Al Albertson (they/them)
Definitions and identities intersect but very rarely align.
Realizing I was non-binary was more difficult for me because I didn’t fall evenly between the euphoria/dysphoria binary in the same way as many of my trans and nonbinary peers. This lead me into about four years of self invalidation and internalized fear of not being trans or nonbinary “enough” which in turn lead me to not advocate in the ways I have the right to for folks to use my pronouns and treat me in ways that affirm my identity.
One day years later, I was chatting with a friend of mine (another not cis person) about their experience of gender. We were both studying gender and sexuality so our conversations were often dripping with a combination of personal experience and heavy theorizing. We were speaking about our experiences of gender and transness, and we realized how ill-fitting “gender dysphoria” felt to us. To be clear, I’m not talking about it not invalidating the experience of dysphoria, but for me, I don’t like it, and here’s why:
Gender dysphoria is often interpreted to mean that there is something wrong with the person who is experiencing this dysphoria; that they are their dysphoria. Dysphoria is a pathologized condition that is framed as solvable and linear. Queer and trans folks are automatically placed on a spectrum of dysphoria→ to → euphoria. (We’ve made a zine about it! Check out the Euphoria / Dysphoria Binary.)
Placing the burden of “fixing dysphoria” on the trans person who is experiencing these feelings of enormous discomfort is misplaced. This leads us to the question, what makes a person dysphoric? Is it an internal disorder, or is it the oppressive system of gender around them? Are they hurting because they feel like they do not fit in their body, or that their body does not fit within the current system of gender?
We see this as an interaction between multiple binaries. There is the mythological gender binary (i.e. that people are either men or women), and the euphoria / dysphoria binary (i.e. that people must either be completely comfortable or uncomfortable in their bodies and with their identity). When you don’t fall into either of these binaries, you are alienated from the system of gender.
Alienation, as defined by Ankony (1999) is “a condition in social relationships reflected by a low degree of integration or common values and a high degree of distance or isolation between individuals, or between an individual and a group of people in a community or work environment.” We argue that dysphoria is the result of being alienated from our system of gender that is rigid and inflexible identities that are vast, varying, fluid, and ongoing. Therefore, dysphoria is not necessarily a trans problem, but a societal problem.
In essence, I began to realize that feeling of dysphoria is not my fault, as a not cis person for not fitting, but rather a result of gender alienation. There is nothing wrong with my nonbinary body or self, and anything I experience in terms of dysphoria is a symptom of being alienated from a system of gender in which I do not fit.
Dysphoria is very real to me, but it is a result of a system that alienates anyone who does not fit within the current binary. The system that makes us feel wrong and small in our bodies, makes us feel like the goal is to be like cisgender folks in their gender, to “pass” as cisgender. I want to be clear, again, any way any trans person wants to transition is a-okay with me and should be for everyone but as a person who does not want to medically transition, the only times I consider it are when I am constantly alienated from the system of gender, meaning I am othered and not taken seriously as non-binary in the body I currently occupy. I do not want to get surgery just so people use my pronouns correctly, and I don’t think I should be diagnosed as dysphoria because cis people can’t degender their world and see outside of their cistem of the gender they maintain through their contrast to non-cis folks.

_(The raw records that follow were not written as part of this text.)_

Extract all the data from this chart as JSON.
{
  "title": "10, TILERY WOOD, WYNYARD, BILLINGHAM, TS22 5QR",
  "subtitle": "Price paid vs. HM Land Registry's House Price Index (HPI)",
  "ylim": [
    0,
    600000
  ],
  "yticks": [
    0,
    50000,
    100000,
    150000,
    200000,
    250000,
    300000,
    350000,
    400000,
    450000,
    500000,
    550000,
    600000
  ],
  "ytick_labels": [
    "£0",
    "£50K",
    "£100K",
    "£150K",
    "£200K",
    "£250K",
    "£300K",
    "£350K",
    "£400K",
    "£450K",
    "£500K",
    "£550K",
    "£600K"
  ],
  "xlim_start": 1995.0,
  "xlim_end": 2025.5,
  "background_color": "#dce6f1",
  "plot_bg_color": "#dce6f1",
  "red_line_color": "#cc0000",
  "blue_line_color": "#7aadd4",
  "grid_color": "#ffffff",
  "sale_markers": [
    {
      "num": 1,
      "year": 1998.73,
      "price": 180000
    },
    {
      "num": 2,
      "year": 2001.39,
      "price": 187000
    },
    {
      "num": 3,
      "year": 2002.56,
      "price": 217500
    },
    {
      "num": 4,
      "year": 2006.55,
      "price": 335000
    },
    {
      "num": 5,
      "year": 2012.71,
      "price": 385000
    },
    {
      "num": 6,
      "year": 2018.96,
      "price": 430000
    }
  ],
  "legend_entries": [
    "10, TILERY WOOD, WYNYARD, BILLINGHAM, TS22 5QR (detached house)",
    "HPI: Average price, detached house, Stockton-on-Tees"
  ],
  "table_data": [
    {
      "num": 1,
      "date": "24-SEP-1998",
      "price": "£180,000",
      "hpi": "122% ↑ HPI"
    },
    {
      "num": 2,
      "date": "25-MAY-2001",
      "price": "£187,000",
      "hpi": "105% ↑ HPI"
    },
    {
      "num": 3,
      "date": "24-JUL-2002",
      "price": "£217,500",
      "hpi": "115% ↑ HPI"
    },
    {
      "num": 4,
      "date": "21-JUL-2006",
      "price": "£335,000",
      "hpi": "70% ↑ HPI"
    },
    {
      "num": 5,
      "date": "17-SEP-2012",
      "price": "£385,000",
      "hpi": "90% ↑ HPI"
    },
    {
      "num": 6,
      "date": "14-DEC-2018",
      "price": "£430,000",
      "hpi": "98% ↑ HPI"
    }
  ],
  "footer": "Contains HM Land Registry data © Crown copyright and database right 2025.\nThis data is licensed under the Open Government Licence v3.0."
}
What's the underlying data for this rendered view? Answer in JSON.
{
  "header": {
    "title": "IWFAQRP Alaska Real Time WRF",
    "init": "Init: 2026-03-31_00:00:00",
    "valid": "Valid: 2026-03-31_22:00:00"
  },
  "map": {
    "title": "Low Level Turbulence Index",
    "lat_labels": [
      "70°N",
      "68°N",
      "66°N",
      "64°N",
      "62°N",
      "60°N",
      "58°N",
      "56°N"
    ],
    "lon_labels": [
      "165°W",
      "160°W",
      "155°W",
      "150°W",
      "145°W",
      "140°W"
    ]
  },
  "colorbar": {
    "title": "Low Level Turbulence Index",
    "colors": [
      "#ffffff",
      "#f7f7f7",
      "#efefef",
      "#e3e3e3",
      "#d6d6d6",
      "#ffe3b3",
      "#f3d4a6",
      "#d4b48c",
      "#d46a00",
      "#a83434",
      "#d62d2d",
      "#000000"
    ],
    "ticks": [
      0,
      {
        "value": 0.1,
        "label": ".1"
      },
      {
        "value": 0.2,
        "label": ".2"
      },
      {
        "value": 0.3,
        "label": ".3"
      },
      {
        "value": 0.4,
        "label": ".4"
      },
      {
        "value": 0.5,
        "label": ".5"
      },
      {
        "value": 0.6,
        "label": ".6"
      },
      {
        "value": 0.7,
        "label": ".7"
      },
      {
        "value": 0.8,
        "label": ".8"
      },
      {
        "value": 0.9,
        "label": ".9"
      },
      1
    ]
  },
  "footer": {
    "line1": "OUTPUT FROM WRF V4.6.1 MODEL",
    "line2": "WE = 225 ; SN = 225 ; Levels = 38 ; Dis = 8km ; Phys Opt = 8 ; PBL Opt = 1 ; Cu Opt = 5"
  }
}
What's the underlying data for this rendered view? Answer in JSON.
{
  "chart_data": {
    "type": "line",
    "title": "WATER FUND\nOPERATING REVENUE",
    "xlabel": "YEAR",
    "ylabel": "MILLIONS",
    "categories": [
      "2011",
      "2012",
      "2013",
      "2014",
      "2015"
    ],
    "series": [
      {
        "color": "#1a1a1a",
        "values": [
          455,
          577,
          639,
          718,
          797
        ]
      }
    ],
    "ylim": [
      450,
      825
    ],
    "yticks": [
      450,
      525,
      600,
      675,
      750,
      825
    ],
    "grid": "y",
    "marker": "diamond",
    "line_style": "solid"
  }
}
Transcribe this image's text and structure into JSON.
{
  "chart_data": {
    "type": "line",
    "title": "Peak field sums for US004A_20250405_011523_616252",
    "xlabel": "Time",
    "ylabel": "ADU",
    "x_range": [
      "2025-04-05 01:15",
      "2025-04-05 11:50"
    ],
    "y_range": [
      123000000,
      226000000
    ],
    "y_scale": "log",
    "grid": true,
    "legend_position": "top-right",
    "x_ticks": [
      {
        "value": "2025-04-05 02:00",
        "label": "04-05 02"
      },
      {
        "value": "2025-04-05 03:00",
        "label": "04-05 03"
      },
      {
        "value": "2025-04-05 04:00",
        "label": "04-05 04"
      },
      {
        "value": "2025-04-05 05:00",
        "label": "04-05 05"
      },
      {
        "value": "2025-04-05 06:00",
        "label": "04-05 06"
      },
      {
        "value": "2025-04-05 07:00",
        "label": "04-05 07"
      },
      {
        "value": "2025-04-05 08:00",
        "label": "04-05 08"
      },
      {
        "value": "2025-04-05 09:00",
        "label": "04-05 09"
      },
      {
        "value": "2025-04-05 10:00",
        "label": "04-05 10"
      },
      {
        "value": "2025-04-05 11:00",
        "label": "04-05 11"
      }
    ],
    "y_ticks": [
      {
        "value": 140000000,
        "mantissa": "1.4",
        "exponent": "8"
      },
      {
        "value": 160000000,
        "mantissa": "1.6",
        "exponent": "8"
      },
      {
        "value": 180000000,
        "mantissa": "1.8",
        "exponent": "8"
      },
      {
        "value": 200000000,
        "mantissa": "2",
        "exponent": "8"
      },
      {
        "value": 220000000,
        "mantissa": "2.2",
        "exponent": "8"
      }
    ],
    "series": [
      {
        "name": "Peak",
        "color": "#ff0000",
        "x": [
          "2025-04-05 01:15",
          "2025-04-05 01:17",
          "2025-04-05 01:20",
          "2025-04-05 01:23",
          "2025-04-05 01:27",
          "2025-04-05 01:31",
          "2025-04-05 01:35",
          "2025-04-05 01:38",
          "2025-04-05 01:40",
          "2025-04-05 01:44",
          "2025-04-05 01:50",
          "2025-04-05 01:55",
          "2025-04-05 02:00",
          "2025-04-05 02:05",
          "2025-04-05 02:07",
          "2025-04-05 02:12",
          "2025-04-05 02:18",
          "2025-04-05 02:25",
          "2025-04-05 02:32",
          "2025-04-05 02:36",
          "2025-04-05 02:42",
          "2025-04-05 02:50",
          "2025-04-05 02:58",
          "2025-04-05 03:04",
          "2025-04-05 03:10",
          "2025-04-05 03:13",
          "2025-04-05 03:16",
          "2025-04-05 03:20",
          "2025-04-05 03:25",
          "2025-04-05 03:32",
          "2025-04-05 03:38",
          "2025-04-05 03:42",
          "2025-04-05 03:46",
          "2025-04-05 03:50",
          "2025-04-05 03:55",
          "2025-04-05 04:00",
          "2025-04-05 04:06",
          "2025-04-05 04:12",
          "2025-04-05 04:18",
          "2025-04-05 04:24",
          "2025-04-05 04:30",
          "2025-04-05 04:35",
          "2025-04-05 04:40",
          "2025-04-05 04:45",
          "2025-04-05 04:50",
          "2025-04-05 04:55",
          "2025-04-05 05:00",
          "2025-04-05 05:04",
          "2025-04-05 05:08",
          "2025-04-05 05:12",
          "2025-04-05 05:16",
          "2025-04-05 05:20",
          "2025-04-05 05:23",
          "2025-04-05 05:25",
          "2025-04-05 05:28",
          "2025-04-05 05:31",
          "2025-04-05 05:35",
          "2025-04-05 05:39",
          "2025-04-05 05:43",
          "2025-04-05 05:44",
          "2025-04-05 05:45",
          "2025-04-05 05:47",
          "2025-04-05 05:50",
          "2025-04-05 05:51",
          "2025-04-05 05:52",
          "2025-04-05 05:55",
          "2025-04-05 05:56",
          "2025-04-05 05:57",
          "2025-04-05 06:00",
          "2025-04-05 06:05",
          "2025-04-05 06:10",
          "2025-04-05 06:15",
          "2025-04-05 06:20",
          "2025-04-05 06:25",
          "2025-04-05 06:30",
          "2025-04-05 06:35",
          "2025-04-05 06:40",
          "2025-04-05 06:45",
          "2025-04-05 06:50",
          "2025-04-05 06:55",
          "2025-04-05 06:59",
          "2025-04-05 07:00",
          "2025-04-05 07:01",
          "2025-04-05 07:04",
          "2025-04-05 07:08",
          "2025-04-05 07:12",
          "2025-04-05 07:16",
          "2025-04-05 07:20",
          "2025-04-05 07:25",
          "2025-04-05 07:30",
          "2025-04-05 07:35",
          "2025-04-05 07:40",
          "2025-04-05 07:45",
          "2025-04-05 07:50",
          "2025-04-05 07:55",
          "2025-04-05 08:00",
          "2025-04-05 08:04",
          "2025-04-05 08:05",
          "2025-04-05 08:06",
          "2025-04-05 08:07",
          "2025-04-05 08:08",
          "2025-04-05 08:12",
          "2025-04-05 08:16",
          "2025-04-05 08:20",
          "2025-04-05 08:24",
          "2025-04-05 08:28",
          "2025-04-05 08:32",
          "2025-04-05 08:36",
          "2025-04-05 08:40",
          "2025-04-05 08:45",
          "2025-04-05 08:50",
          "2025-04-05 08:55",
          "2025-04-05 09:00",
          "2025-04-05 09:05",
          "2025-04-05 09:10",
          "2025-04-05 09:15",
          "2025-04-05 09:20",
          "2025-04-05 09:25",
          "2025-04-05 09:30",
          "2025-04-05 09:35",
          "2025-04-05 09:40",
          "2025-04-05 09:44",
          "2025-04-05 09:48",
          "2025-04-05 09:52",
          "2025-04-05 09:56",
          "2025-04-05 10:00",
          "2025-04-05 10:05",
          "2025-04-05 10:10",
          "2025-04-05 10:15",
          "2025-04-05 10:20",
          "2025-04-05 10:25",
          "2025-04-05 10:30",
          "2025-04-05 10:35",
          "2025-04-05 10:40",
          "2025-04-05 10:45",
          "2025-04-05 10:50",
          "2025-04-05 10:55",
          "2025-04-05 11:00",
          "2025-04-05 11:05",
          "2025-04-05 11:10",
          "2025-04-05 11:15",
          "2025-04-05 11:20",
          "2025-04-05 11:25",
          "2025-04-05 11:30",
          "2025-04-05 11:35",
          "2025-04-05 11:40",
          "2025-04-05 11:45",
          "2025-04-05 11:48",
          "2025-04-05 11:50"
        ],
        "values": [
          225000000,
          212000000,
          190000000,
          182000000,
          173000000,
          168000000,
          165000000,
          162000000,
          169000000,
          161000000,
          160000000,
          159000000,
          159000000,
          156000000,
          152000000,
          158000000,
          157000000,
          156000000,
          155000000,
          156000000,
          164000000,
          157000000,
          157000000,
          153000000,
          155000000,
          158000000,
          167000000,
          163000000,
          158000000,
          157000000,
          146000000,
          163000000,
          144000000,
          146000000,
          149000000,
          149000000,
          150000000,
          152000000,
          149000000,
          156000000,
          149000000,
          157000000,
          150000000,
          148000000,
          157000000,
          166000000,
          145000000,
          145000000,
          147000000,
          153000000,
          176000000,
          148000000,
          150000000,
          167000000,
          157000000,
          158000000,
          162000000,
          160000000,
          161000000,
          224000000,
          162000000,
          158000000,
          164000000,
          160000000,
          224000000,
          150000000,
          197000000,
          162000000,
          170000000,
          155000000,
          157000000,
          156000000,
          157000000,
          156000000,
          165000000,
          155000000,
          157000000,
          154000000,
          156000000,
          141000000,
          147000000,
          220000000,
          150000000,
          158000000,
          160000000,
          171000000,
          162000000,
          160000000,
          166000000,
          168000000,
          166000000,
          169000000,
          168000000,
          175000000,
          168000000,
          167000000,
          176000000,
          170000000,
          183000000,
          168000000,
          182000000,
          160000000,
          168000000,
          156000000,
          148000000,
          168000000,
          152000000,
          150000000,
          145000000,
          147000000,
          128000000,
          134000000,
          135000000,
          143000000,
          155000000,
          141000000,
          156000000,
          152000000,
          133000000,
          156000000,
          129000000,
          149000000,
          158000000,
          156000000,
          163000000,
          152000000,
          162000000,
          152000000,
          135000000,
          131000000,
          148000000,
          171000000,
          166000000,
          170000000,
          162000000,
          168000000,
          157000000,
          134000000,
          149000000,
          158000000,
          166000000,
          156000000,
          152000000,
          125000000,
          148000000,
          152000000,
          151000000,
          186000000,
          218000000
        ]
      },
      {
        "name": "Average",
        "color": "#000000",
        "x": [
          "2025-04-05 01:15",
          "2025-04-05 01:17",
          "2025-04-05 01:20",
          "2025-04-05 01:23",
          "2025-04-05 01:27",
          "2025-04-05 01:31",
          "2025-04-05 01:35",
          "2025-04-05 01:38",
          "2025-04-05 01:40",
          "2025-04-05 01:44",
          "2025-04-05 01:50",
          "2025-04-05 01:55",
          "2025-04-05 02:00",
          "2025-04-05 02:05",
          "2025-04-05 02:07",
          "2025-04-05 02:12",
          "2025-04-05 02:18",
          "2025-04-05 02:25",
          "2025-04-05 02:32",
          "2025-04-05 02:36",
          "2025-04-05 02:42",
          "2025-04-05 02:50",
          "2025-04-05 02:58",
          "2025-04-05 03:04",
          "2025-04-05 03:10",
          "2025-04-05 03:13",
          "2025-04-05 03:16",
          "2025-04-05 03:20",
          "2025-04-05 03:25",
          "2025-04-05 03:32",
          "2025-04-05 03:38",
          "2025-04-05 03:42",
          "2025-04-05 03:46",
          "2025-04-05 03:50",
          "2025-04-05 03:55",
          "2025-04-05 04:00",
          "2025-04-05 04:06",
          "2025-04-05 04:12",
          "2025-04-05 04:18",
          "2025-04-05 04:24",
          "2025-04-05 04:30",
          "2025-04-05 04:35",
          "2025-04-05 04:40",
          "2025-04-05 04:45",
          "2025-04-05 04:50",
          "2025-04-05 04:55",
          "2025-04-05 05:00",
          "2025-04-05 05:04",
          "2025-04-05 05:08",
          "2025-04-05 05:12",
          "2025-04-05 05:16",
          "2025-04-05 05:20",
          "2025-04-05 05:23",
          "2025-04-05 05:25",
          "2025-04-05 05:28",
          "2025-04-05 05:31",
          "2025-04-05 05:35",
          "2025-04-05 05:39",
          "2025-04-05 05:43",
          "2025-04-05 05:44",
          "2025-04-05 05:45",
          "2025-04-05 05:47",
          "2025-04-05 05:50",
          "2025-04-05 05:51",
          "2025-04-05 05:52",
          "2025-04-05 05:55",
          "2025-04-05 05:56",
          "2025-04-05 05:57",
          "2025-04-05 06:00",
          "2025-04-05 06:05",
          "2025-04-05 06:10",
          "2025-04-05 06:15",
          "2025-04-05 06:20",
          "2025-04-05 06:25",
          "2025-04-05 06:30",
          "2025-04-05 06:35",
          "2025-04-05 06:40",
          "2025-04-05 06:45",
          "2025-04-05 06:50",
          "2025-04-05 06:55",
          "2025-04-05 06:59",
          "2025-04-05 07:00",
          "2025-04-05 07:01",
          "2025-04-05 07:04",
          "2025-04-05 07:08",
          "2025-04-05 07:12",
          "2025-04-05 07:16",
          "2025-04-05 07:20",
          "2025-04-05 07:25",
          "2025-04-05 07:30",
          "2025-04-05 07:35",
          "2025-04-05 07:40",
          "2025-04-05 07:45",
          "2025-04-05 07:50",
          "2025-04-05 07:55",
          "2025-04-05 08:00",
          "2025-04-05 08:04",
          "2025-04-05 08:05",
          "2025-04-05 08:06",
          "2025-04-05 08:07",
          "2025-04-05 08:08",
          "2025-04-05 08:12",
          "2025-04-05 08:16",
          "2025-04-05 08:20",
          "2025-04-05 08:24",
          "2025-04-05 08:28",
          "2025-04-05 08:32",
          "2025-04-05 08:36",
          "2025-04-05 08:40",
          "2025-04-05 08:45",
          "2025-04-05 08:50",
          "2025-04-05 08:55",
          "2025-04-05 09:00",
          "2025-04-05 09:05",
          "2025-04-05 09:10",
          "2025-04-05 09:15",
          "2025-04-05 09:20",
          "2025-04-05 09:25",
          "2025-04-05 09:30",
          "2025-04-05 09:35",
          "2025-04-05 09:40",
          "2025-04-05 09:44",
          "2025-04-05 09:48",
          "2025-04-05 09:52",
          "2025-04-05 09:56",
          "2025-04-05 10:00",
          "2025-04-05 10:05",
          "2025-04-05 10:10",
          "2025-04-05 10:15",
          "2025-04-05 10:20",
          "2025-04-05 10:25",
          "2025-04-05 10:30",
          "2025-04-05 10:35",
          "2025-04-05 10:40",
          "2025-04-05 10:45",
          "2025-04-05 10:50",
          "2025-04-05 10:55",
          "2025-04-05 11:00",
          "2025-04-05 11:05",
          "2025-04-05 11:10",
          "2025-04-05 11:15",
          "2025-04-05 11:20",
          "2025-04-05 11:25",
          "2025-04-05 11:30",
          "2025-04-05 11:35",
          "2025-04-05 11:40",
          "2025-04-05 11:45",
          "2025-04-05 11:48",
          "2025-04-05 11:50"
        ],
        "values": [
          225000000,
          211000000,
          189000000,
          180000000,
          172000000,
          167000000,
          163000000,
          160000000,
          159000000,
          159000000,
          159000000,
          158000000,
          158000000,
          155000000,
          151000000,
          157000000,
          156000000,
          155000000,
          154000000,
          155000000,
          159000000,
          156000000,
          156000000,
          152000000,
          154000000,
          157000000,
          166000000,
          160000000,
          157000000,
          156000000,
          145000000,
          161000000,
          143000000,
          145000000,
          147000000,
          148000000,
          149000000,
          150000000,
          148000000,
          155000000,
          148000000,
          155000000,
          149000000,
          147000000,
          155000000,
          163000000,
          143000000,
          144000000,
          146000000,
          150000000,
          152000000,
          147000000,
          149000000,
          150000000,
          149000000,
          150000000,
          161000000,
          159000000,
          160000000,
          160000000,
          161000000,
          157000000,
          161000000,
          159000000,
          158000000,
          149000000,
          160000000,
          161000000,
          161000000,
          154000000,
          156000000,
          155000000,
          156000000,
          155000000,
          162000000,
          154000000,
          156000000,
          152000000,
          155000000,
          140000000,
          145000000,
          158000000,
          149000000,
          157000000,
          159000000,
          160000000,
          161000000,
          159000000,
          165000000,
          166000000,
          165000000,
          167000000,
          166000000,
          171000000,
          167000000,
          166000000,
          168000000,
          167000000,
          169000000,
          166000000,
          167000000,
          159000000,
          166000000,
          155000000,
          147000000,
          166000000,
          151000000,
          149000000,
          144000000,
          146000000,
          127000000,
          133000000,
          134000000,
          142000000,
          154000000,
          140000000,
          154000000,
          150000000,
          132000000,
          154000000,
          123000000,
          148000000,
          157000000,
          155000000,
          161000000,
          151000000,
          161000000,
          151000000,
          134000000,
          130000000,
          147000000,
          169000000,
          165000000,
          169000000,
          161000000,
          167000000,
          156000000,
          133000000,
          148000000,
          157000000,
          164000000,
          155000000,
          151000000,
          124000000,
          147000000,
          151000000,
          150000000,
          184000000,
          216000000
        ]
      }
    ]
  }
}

Connecting to the queer community at large, transness is not always or not entirely an issue of being uncomfortable in one’s own body. Some trans people are not interested in medical transition, and some only feel dysphoric about specific parts of their body, or only feel dysphoric in specific social situations. Dysphoria, like identity, is fluid and can shift and change over time. We see the larger issue as a societal failure to accept and love and validate trans bodies. G
ender alienation recognizes that being trans isn’t an issue to solve. It is an identity to be celebrated.